1e100 commented 5 years ago

I have an implementation of MNASNet that I could contribute. Any interest from maintainers? It performs pretty well, and I was able to get close to paper numbers with it, at 1.0 depth multiplier, training with SGD+Nesterov. I think it's currently the best "efficient" model out there.

https://arxiv.org/abs/1807.11626

fmassa commented 5 years ago

Hi @1e100

Sure, it would be awesome to have it! Could you send a PR with it, and also pointing to the training code and hyperparameters that you used to obtain the results?

1e100 commented 5 years ago

Will do. My own training pipeline is far too complicated to be suitable for something like this, so I'll just implement a single-file fast.ai trainer instead, train with it to something close to paper numbers, and then send a PR. In the interest of expediency, I plan to only verify reachable accuracy for depth multiplier 1.0 under this experimental setup.

Let me know if you see any flaws in this plan. Conservative ETA is about 1 week, 90% of which will be GPU time.

1e100 commented 5 years ago

In the interest of not duplicating code, though, it'd be good to know how far along #625 is. MNASNet is basically just a hyperparameter tweak over MobileNetV2 wrt kernel sizes, layer depths, and block depths. In fact I implemented both using the exact same module.

1e100 commented 5 years ago

OK, after some experimentation I got it to train to the following accuracy numbers: loss=1.076, prec@1=73.512, prec@5=91.544. Still not quite paper numbers, but paper numbers seem achievable with more epochs. I'll be putting together a PR later tonight.
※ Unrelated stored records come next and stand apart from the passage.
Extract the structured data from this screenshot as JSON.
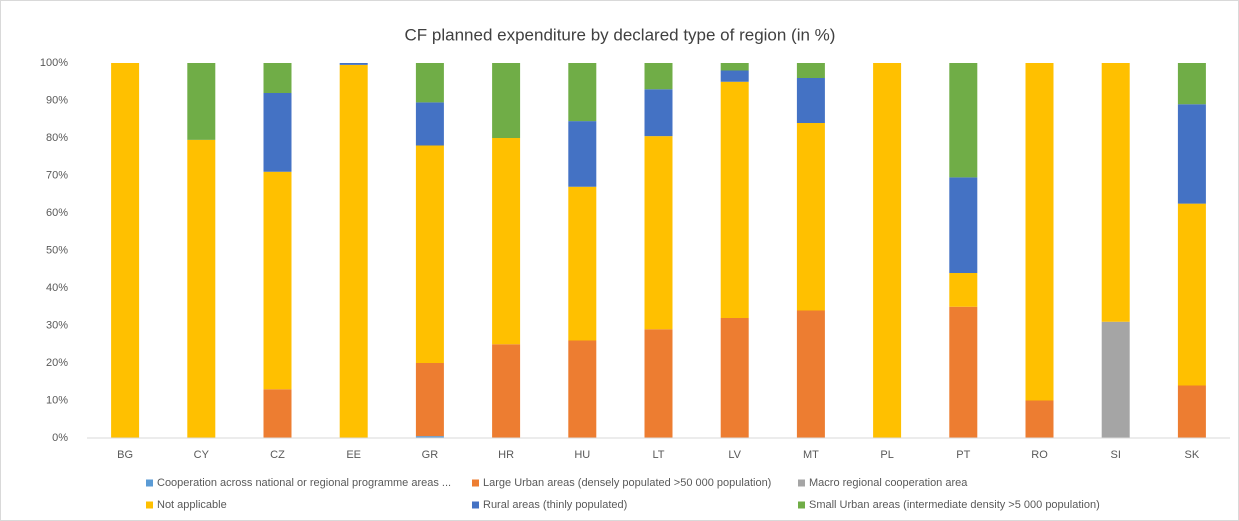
{
  "chart_data": {
    "type": "stacked_bar",
    "title": "CF planned expenditure by declared type of region (in %)",
    "categories": [
      "BG",
      "CY",
      "CZ",
      "EE",
      "GR",
      "HR",
      "HU",
      "LT",
      "LV",
      "MT",
      "PL",
      "PT",
      "RO",
      "SI",
      "SK"
    ],
    "series": [
      {
        "name": "Cooperation across national or regional programme areas ...",
        "color": "#5b9bd5",
        "values": [
          0,
          0,
          0,
          0,
          0.5,
          0,
          0,
          0,
          0,
          0,
          0,
          0,
          0,
          0,
          0
        ]
      },
      {
        "name": "Large Urban areas (densely populated >50 000 population)",
        "color": "#ed7d31",
        "values": [
          0,
          0,
          13,
          0,
          19.5,
          25,
          26,
          29,
          32,
          34,
          0,
          35,
          10,
          0,
          14
        ]
      },
      {
        "name": "Macro regional cooperation area",
        "color": "#a5a5a5",
        "values": [
          0,
          0,
          0,
          0,
          0,
          0,
          0,
          0,
          0,
          0,
          0,
          0,
          0,
          31,
          0
        ]
      },
      {
        "name": "Not applicable",
        "color": "#ffc000",
        "values": [
          100,
          79.5,
          58,
          99.5,
          58,
          55,
          41,
          51.5,
          63,
          50,
          100,
          9,
          90,
          69,
          48.5
        ]
      },
      {
        "name": "Rural areas (thinly populated)",
        "color": "#4472c4",
        "values": [
          0,
          0,
          21,
          0.5,
          11.5,
          0,
          17.5,
          12.5,
          3,
          12,
          0,
          25.5,
          0,
          0,
          26.5
        ]
      },
      {
        "name": "Small Urban areas (intermediate density >5 000 population)",
        "color": "#70ad47",
        "values": [
          0,
          20.5,
          8,
          0,
          10.5,
          20,
          15.5,
          7,
          2,
          4,
          0,
          30.5,
          0,
          0,
          11
        ]
      }
    ],
    "ylim": [
      0,
      100
    ],
    "yticks": [
      {
        "value": 0,
        "label": "0%"
      },
      {
        "value": 10,
        "label": "10%"
      },
      {
        "value": 20,
        "label": "20%"
      },
      {
        "value": 30,
        "label": "30%"
      },
      {
        "value": 40,
        "label": "40%"
      },
      {
        "value": 50,
        "label": "50%"
      },
      {
        "value": 60,
        "label": "60%"
      },
      {
        "value": 70,
        "label": "70%"
      },
      {
        "value": 80,
        "label": "80%"
      },
      {
        "value": 90,
        "label": "90%"
      },
      {
        "value": 100,
        "label": "100%"
      }
    ],
    "grid": false,
    "legend": "bottom"
  }
}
1e100 commented 5 years ago

FYI: paper number is 74.0% top1.

1e100 commented 5 years ago

MNASNet: https://github.com/pytorch/vision/pull/829 Trainer: https://github.com/1e100/mnasnet_trainer/tree/master

fmassa commented 5 years ago

Awesome, thanks @1e100 !

I'll check your code and integrate it into references/classification later this week

setuc commented 5 years ago

@setuc thanks! Did you figure out where the difference was?

@fmassa I tried doing comparison and ran it a couple of more times. Unfortunately, I dont quite have the paper numbers. The best Top-1 error for ShuffleNet v2 is 39.89 compared to 39.70 from the paper. Will that be sufficient for the pull request?

soumith commented 5 years ago

@setuc 39.89 vs 39.70 sounds close enough. that would be sufficient for sure.

D-X-Y commented 5 years ago

@setuc Would you mind to share your training scripts for ShuffleNet-V2? I tried to use the ResNet training scripts but get a very low accuracy.

stigma0617 commented 5 years ago

@fmassa Hi,

Can I upload PR about VoVNet?

The VoVNet was trained in same manners with pytorch/vision style.

To briefly describe VoVNet,

VoVNet is more efficient backbone network than ResNet & DenseNet in terms of GPU-computation and energy.

I implemented VoVNet classification models and maskrcnn-benchmark models.

classification models : https://github.com/stigma0617/VoVNet.pytorch maskrcnn-benchmark models : https://github.com/stigma0617/maskrcnn-benchmark-vovnet/tree/vovnet

fmassa commented 5 years ago

Hi @stigma0617

I think for now it might be better to look into publishing it to torchhub, as it's a very recent paper?

erichhhhho commented 5 years ago

@fmassa Hi, may I ask if the resnet101 group norm pretrained on Pytorch is available now?

fmassa commented 5 years ago

@erichhhhho not in torchvision, as IIRC it doesn't bring performance improvements over the batch norm version.

edsgerls commented 4 years ago

Hi @fmassa

Would it be possible to add the ShuffleNet v2 x1.5 pretrained model, please? I would really appreciate it.

wangg12 commented 3 years ago

Would you like to add ResNeSt models?